I got the impression that Patrick Kennedy wanted to put his clash with Bishop Tobin behind him and move on, but some commentators just won’t let it rest.
The latest to add his two cents is Timothy Egan from the New York Times:
In a terse exchange of letters, the bishop said it was “inappropriate” for Kennedy to receive communion. Kennedy responded: “The fact that I disagree with the hierarchy of the church on some issue does not make me any less Catholic.”
He said later he would have no further comment; that it was “an issue of faith,” between himself and God.
The Jesuits were also big on logical thinking, encouraging generations of mushy-headed knuckleheads like myself to bring a rigorous intellectual test to matters of the public domain. With this recent claim of his, Bishop Tobin would have trouble blustering his way past the priests who taught my freshman civics class.
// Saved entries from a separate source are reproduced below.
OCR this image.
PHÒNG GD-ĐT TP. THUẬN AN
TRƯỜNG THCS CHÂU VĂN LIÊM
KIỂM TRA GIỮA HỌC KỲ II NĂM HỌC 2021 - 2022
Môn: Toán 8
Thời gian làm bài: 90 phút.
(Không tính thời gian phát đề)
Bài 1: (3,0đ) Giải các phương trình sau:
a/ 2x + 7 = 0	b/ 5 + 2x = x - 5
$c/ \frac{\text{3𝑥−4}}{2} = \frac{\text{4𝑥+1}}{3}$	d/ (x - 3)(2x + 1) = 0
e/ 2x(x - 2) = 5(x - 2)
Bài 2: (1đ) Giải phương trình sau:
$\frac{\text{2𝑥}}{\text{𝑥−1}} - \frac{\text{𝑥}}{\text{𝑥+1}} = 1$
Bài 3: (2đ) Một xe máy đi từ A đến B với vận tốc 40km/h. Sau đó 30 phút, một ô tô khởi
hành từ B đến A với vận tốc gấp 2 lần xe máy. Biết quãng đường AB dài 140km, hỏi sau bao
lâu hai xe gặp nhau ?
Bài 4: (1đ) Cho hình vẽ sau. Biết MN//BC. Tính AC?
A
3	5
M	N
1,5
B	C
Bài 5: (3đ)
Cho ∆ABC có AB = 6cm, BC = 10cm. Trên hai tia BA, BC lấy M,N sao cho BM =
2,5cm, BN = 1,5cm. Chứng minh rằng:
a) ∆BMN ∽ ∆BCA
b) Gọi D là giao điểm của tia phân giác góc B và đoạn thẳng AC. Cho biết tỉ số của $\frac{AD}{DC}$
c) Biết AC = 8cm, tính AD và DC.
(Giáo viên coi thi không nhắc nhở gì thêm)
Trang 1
There are 65 million Catholics in the United States — 22 percent of the population. And a slim majority of them, 51 percent, believe abortion should be legal in most circumstances, according to the Pew Forum on Religion and Public Life. A full 60 percent support the death penalty, which the church has long opposed.
Those numbers mean that more than half of all American Catholics are in a position somewhat similar to Patrick Kennedy’s. To be consistent, the bishop should start checking them off at the altar rail as they line up to receive communion — sinner, saint, sinner, saint, and so on.
It’s absurd, dangerous and impossible for any cleric to think he can know the precise state of grace of a fellow Catholic who feels moved to worship publicly. But that is the logical conclusion of the bishop’s campaign.
American Catholic bishops wrestled with this question five years ago, regarding the faith of Senator John Kerry, a pro-choice practicing Catholic and the Democratic nominee for president.
They smartly refused to issue a blanket order; most bishops wanted no part in such a political inquisition.
Bishop Tobin says he acted only because Kennedy has been so public in his support of a woman’s right to choose. Of late, Kennedy has also been needling the bishops on their lukewarm support for helping fellow Americans get health care, via the largest undertaking in Congress in a generation’s time to elevate the sick and less prosperous. Abortion, as before, is the sticking point.
Again, for consistency’s sake, I take it the bishop will now turn his fire on Rudolf Giuliani, the thrice-married, pro-choice and pro-death-penalty Catholic. No secret about his positions. Or maybe he’ll have a word for Newt Gingrich, a recent Catholic convert now on his third marriage, who supports the death penalty, and rarely has a political thought that he does not share with the public.
There are so many problems with Egan’s arguments, it’s hard to know where to begin. You can read the whole thing here.
Among other things, he makes the mistake (as so many casual Catholics do) of equating abortion with the death penalty; on Gingrich and Giuliani, he displays his ignorance of canon law on the subject of marriage and annulment; and he fails to point out that it was Kennedy who started this feud in the first place by publicizing a two-year-old private communication from his bishop.